Japan yesterday indicted a New Zealand anti-whaling activist from the US-based Sea Shepherd Conservation Society who boarded a harpoon ship in Antarctic waters in February.
Peter Bethune “was indicted on five charges — trespassing, causing injuries, obstructing commercial activities, vandalism and carrying a weapon,” a spokeswoman at Tokyo District Court said.
Bethune scaled the whaling fleet’s security ship the Shonan Maru II from a jet ski before dawn on Feb. 15, allegedly carrying a knife, which was used to cut a guard net as he boarded the ship.
Bethune was also captain of the Sea Shepherd’s powerboat the Ady Gil, which was sliced in two in a collision with the Shonan Maru II in January, when the group was harassing the Japanese whaling fleet.
Bethune had said he planned to make a citizen’s arrest of the ship’s captain Hiroyuki Komiya for what he said was the attempted murder of his six crew, and to present him with the bill for the futuristic trimaran. Instead he was detained, taken to Japan and formally arrested on March 12.
Prosecutors allege he injured a Japanese whaler by hurling a bottle of butyric acid which smashed aboard the Shonan Maru II on Feb. 12. The Sea Shepherds describe the projectiles as rancid butter stink bombs.
If found guilty of inflicting bodily harm, he could face up to 15 years in prison, while trespass can carry a three-year jail term.
The Sea Shepherds, who have urged Australian Federal Police to prosecute the captain and crew of the Shonan Maru II over the collision which led to the sinking of the Ady Gil, described Bethune as a “political prisoner.”
“These charges are bogus, and Sea Shepherd Conservation Society questions the credibility of the entire Japanese judicial system for entertaining such absurdities,” the group’s Australian director Jeff Hansen said.

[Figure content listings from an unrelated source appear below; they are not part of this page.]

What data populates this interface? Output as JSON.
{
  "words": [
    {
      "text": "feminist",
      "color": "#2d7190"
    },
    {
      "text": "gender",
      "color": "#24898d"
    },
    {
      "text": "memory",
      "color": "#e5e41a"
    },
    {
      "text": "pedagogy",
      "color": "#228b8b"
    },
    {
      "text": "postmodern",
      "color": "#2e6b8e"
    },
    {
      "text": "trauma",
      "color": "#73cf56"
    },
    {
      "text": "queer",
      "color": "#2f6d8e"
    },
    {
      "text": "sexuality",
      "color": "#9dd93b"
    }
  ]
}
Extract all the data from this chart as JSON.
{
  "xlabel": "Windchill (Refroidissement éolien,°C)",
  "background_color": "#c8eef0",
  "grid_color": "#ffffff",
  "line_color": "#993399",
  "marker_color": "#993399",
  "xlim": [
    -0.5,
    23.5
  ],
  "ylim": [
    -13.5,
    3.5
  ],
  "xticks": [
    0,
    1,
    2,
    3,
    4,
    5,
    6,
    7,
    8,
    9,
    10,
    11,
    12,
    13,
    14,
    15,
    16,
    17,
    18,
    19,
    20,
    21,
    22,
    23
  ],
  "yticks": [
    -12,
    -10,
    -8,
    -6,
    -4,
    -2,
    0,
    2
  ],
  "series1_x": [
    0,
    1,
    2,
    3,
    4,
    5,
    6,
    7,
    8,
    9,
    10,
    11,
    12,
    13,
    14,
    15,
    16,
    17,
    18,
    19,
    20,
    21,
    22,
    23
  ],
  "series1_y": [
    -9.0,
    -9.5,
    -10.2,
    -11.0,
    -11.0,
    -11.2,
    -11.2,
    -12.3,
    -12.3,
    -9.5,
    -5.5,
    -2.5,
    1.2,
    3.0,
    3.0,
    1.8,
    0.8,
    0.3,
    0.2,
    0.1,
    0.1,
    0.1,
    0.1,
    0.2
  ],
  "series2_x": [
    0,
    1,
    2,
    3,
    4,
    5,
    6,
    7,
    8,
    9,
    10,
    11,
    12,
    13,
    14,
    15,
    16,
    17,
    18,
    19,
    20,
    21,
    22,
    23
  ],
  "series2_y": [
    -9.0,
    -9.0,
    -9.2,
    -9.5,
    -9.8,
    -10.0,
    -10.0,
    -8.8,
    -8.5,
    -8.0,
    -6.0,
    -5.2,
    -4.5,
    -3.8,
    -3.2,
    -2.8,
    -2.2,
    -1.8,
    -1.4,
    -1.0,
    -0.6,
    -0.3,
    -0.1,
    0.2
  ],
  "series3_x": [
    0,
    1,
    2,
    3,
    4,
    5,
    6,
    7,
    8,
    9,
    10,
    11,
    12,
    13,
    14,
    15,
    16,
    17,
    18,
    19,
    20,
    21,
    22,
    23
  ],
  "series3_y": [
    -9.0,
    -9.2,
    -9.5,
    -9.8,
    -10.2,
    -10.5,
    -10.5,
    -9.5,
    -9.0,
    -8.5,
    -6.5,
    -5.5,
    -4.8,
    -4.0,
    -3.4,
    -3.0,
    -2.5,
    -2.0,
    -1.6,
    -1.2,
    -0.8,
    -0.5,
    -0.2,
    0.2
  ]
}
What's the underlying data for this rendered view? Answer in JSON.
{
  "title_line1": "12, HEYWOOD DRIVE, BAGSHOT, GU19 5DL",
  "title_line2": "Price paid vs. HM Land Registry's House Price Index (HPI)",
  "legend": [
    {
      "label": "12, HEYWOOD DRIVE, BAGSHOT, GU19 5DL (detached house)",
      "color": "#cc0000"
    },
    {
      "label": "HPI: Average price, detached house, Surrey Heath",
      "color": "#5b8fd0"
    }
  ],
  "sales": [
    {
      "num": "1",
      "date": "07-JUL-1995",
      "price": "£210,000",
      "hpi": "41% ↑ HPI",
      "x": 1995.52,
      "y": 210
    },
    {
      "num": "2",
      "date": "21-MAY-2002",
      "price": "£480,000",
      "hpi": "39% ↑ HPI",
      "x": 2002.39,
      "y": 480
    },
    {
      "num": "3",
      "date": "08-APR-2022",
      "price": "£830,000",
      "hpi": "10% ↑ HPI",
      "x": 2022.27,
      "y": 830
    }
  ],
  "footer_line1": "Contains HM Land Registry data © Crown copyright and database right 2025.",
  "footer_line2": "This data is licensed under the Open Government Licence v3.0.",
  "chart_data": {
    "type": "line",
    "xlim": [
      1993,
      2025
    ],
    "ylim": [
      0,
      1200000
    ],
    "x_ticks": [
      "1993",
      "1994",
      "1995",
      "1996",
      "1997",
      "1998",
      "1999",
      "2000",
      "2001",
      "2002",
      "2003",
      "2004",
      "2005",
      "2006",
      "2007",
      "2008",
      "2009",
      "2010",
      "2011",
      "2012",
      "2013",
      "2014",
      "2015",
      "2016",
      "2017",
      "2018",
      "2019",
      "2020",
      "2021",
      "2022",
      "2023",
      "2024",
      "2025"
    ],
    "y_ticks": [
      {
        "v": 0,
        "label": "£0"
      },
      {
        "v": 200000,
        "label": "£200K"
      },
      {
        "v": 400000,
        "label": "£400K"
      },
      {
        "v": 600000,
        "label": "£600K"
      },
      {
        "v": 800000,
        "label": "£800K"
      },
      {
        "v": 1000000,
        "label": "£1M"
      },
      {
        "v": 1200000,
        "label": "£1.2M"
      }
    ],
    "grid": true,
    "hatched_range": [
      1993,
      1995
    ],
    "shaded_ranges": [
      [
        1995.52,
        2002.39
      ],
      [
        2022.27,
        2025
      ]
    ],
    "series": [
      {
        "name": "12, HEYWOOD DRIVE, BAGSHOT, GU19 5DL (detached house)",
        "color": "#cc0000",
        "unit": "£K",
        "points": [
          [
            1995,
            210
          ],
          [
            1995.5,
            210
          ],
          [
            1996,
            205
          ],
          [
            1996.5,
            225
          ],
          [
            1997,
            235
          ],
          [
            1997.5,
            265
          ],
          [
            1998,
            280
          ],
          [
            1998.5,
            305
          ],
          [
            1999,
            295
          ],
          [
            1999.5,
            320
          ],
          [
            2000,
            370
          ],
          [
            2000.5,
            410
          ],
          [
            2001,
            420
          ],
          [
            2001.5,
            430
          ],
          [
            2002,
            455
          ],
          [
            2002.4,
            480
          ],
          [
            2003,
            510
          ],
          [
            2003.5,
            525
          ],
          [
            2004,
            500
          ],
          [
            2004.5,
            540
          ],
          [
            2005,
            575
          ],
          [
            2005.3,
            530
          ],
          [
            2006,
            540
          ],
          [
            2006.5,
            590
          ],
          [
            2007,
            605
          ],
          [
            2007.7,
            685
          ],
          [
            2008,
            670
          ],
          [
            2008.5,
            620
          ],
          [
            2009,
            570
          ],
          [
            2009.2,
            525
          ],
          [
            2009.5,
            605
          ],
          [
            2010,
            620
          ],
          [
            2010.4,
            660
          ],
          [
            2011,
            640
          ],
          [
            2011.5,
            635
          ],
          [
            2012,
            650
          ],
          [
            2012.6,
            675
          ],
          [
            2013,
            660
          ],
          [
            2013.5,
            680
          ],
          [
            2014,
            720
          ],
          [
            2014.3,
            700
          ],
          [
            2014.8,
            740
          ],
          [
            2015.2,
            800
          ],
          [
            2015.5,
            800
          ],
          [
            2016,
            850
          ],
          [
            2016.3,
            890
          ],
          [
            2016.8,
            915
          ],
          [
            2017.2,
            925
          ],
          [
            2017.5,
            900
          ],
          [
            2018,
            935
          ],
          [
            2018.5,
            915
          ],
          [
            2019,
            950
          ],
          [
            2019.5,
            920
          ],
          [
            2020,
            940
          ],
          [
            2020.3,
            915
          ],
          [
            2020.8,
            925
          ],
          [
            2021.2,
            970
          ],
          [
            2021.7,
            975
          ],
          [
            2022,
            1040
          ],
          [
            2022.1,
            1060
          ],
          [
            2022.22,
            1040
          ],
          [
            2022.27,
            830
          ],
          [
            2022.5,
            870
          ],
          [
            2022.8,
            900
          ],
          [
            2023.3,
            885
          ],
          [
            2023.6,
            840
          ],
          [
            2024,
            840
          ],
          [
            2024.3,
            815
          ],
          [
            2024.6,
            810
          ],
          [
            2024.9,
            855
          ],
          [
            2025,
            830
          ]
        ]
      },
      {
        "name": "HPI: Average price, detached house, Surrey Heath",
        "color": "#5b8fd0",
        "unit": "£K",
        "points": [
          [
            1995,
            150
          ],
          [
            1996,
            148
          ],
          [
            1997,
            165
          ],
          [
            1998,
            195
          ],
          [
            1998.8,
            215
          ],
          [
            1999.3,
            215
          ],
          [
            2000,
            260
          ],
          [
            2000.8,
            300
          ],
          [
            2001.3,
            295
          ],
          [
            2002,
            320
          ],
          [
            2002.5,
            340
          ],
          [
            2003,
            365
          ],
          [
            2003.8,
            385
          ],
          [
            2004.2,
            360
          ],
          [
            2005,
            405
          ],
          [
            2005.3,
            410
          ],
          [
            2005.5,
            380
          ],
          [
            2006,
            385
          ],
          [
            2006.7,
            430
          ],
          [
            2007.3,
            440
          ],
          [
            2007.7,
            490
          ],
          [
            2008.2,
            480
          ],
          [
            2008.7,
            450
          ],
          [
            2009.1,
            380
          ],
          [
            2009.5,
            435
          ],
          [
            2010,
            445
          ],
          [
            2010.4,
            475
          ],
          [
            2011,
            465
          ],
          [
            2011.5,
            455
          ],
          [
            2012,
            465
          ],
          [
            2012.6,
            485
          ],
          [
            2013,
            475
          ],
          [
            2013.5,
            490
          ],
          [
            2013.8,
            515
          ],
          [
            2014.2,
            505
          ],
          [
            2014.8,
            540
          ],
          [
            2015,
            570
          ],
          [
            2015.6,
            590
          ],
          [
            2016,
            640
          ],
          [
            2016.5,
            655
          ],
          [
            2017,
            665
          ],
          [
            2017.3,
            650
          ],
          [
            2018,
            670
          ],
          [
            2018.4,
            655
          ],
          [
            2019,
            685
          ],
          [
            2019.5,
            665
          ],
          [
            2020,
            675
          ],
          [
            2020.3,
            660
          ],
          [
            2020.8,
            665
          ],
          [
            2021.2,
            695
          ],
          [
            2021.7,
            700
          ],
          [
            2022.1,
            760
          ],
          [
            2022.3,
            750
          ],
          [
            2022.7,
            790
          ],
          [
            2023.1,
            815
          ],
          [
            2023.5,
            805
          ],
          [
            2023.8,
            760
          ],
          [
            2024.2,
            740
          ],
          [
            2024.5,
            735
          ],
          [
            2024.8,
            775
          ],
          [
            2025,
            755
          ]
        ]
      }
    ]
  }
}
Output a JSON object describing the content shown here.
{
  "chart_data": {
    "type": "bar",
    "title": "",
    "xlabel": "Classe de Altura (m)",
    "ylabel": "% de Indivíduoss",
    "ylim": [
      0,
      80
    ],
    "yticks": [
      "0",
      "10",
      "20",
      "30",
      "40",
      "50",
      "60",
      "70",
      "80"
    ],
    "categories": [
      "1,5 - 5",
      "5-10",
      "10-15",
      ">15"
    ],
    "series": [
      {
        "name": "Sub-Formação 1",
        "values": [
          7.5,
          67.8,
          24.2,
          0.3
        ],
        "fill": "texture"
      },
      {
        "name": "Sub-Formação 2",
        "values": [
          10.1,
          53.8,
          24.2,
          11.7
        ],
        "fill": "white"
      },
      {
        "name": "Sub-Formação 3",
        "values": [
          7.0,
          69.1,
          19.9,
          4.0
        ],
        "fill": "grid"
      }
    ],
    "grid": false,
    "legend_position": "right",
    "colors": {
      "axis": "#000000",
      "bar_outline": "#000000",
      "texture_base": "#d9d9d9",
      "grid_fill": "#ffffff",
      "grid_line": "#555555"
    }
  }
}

The new charges were “a further slap in the face to the international community and proof that Japan will continue to do what it wants regardless of international law or public opinion,” he said in a statement.
“Illegal whaling operations in the Southern Ocean Whale Sanctuary and the detention of a political prisoner: These things clearly reflect the blatant abuse of and political corruption within Japan’s domestic judicial system,” he said.
The leader of the Australian Greens, Senator Bob Brown, called for the Japanese whalers to face charges for endangering lives.
“It is absolutely unjust that Captain Pete Bethune is facing up to 15 years in prison in Japan,” he said.
This is the latest chapter in the battle between environmentalists and Japanese whalers, who use a loophole in a 1986 international moratorium on whaling to hunt whales in the name of “scientific research.” Japan maintains that whaling has been part of its culture for centuries, and does not hide the fact that the whale meat ends up in shops and restaurants.
Australia has threatened to take Tokyo to the International Court of Justice unless it ceases its annual whale hunts in Antarctica by November.
Canberra this week also expressed alarm at growing support for a plan to allow limited commercial whaling, saying it could not accept the proposal before the International Whaling Commission.